The 12th-year Ole Miss head coach believes he’s done just that with the addition of Jones County Junior College forward Bruce Stevens.
Stevens, who committed to the Rebels in late March, signed and officially became an Ole Miss Rebel Friday afternoon, the third day of the spring signing period that runs from April 12 until May 17. Stevens, a first team NJCAA All-American, was ranked as the No. 6 overall junior college player by JUCORecruiting.com.
“Adding Bruce was a big get for us,” Kennedy said. “You’re talking about a kid at 6-foot-8, upwards of 250 right now. He’s a guy that brings a skill-set we were sorely lacking from last year’s team in his ability to stretch the floor out to 3. He’s also a very good back-to-the-basket scorer.”
Stevens steps in at a position that sorely lacked in offensive production last season. The Rebels finished 22-14 overall, including a run to the quarterfinals of the NIT. But they did so without much by way of points from their front court outside of All-SEC forward Sebastian Saiz.
Forwards Justas Furmanavicius and Marcanvis Hymon combined to average 10.0 points per game at the four. Stevens, by comparison, averaged 16.2 points and 11.2 rebounds while shooting 51.9 percent from the floor and 37.5 percent on 3-point attempts a year ago.

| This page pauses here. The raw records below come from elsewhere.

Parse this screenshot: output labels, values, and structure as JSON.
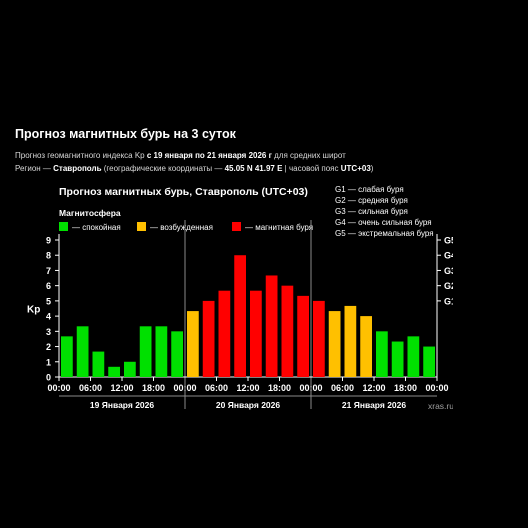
{
  "header": {
    "title": "Прогноз магнитных бурь на 3 суток",
    "line1_prefix": "Прогноз геомагнитного индекса Kp",
    "line1_bold": " с 19 января по 21 января 2026 г",
    "line1_suffix": " для средних широт",
    "line2_prefix": "Регион — ",
    "line2_region": "Ставрополь",
    "line2_mid": " (географические координаты — ",
    "line2_coords": "45.05 N 41.97 E",
    "line2_mid2": " | часовой пояс ",
    "line2_tz": "UTC+03",
    "line2_suffix": ")"
  },
  "chart_data": {
    "type": "bar",
    "title": "Прогноз магнитных бурь, Ставрополь (UTC+03)",
    "legend_title": "Магнитосфера",
    "legend": [
      {
        "label": "— спокойная",
        "color": "#00e000"
      },
      {
        "label": "— возбужденная",
        "color": "#ffc000"
      },
      {
        "label": "— магнитная буря",
        "color": "#ff0000"
      }
    ],
    "storm_levels": [
      "G1 — слабая буря",
      "G2 — средняя буря",
      "G3 — сильная буря",
      "G4 — очень сильная буря",
      "G5 — экстремальная буря"
    ],
    "ylabel": "Kp",
    "ylim": [
      0,
      9
    ],
    "yticks": [
      "0",
      "1",
      "2",
      "3",
      "4",
      "5",
      "6",
      "7",
      "8",
      "9"
    ],
    "right_ticks": [
      {
        "label": "G1",
        "value": 5
      },
      {
        "label": "G2",
        "value": 6
      },
      {
        "label": "G3",
        "value": 7
      },
      {
        "label": "G4",
        "value": 8
      },
      {
        "label": "G5",
        "value": 9
      }
    ],
    "xtick_labels": [
      "00:00",
      "06:00",
      "12:00",
      "18:00",
      "00:00",
      "06:00",
      "12:00",
      "18:00",
      "00:00",
      "06:00",
      "12:00",
      "18:00",
      "00:00"
    ],
    "days": [
      "19 Января 2026",
      "20 Января 2026",
      "21 Января 2026"
    ],
    "values": [
      2.67,
      3.33,
      1.67,
      0.67,
      1.0,
      3.33,
      3.33,
      3.0,
      4.33,
      5.0,
      5.67,
      8.0,
      5.67,
      6.67,
      6.0,
      5.33,
      5.0,
      4.33,
      4.67,
      4.0,
      3.0,
      2.33,
      2.67,
      2.0
    ],
    "colors": [
      "#00e000",
      "#00e000",
      "#00e000",
      "#00e000",
      "#00e000",
      "#00e000",
      "#00e000",
      "#00e000",
      "#ffc000",
      "#ff0000",
      "#ff0000",
      "#ff0000",
      "#ff0000",
      "#ff0000",
      "#ff0000",
      "#ff0000",
      "#ff0000",
      "#ffc000",
      "#ffc000",
      "#ffc000",
      "#00e000",
      "#00e000",
      "#00e000",
      "#00e000"
    ],
    "watermark": "xras.ru"
  }
}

“The year before we had Stefan Moody, and he ended up leading the SEC in scoring,” Kennedy said. “Moody was going to have good nights and bad nights as it related to shooting the ball. But it was very difficult for teams to take him out of the equation because, as a guard, he had the ball. He wasn’t dependent upon others in order to create offense. It was up to us as a coaching staff to put him in a position where he could go make plays, and he did that more times than not.
“When you have a big, it’s easier to deny them touches schematically for our opponent if we don’t have other people that can hurt them. That’s what happened to Sebas. He had a monster year, but if we would have had Tomasz Gielo, who made some 60 3s at close to 40 percent the year before with the ability to stretch you and space the floor, I think Sebas would have had more room to be more effective. That’s an issue we had to deal with. We just really struggled to score at that spot. It was something that was a high priority for us going into the spring period. Adding Bruce with the size, with the experience, with the skill-set, I think it enhances our roster.”

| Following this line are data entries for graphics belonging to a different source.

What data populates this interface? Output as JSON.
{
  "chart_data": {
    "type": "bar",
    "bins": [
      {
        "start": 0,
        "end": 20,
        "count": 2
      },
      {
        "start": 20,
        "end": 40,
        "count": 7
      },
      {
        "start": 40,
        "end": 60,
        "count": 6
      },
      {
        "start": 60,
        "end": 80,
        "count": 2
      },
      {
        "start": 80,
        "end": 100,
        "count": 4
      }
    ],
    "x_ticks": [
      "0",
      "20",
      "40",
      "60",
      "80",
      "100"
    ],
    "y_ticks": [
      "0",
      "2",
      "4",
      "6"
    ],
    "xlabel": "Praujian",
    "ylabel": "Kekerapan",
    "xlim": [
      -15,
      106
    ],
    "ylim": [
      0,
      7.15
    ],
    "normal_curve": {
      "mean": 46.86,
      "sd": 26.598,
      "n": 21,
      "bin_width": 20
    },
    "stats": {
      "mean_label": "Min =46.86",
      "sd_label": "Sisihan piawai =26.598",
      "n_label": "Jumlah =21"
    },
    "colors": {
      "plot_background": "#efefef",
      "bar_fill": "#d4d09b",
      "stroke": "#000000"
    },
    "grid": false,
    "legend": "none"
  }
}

In addition to Ole Miss, Stevens received significant recruiting interest from, among others, Georgetown, Western Kentucky, Mississippi State, Oregon State and Memphis. The hope is he can slide in alongside 7-foot Drake transfer Dominik Olejniczak, the ready-made replacement for Saiz who sat out last season due to NCAA transfer rules.
Olejniczak played in 20 games as a true freshman at Drake in 2015-16. He averaged 6.5 points and 4.1 rebounds per game, including a 72.2 percent mark from the field. He recorded 21 blocked shots. Olejniczak averaged 10.3 points per game and 4.6 rebounds in the final nine games of his freshman season — all starts — and 16.6 points per game and 7.7 rebounds in his last three.
“He had a terrific year,” Kennedy said of Stevens. “He was an integral part of Jones, I think, going 29-2 and going to the National Tournament. They had a tough draw and they got beat in the second round, but he had a tremendous year.
“He’s a walking double-double, and obviously we’re losing the best double-double guy in the history of our program in Sebastian Saiz. I think Bruce had 22 on the year, which are similar to what Sebas got last year for us. We’re really excited about what he’s going to bring to the table and the compliment he’ll be to the guys we already have in the fold. Obviously Dominik Olejniczak, a 7-footer who we had sitting out last year, he’s been in the program a year, and Dom’s a big, strong, block-to-block, old-school five. We need somebody that’s going to create some space; a situation that, quite frankly, we did not have this year. Sebas had a tremendous year; as good as we’ve had from a front-court guy maybe in the history of our program. When you look at the numbers that he put up, he’ll go down as one of the best players in the history of our program. Despite him having a monster year of averaging close to 16 and 12 on the year, he was doing in against constant doubles and against constant traffic in the paint because at the four spot we did not have the ability to stretch the floor. They were just sitting that extra defender on top of him, which created some issues.
“Hopefully Bruce will alleviate those for Dom moving forward."